Sabtu, 07 Desember 2019

Trans-National Network in International Finance Regulation

by Adi Rahmannur Ibnu

Trans-National Network (TRN) is a cooperation among countries concurred in achieving certain objective. This type of configuration is seemingly effective since the current and past experience in financial crises spreading around the globe is glued not only to a larger system than a domestic financial industry and regulation but also regulatory approach cross nations and its jurisdiction.

Trans-National Network (TRN) in international finance regulation sometimes poses underrated role. This inter-states cooperation has been received minor focus by government agencies after the difficulties converging each jurisdiction interests. Proven, some countries seem to firmly and stubbornly evading its implementation. The clean and clear example was the USA decision no to follow the capital adequacy requirements set in the Basel III documents. Japan followed this decision as well. Additionally, each country theoretically will put its domestic risks in a such unidentified manner which potentially weaken the international finance agreement such as Basel III. 
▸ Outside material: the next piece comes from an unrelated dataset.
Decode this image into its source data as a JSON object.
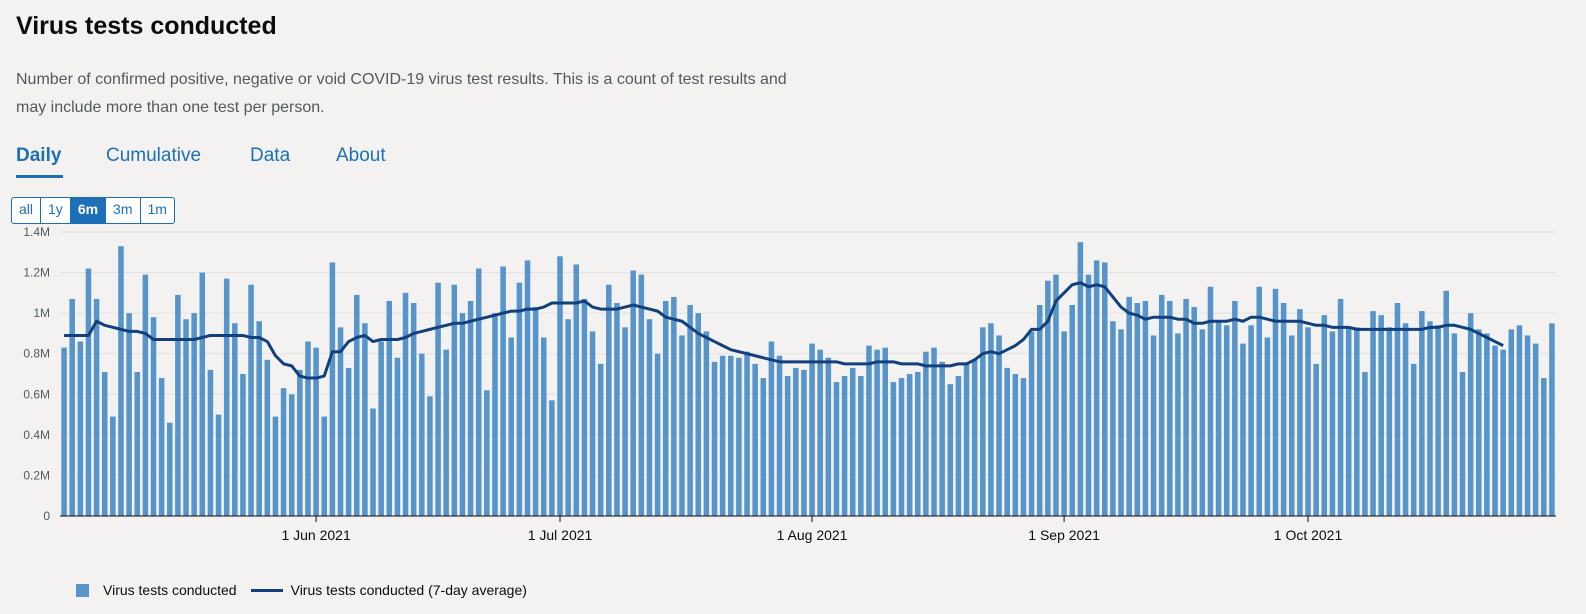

International finance regulation faces dilemma in choosing the appropriate mode of enforcement in one hand and convergence issue on the other hand. These choices are positioned here and there on a spectrum between extremely firm enforcement and soft-voluntary enforcement. To put it more pessimistically, financial crisis has severely reduced global confidence on the current financial regulation but formulating the newer and more robust one need more than coordination and investigation through TRN. This article tries to argue that TRN should not only function as a media to enforce the current regulation, indeed, TRN should orient the member countries to new horizon of cooperation and transparency.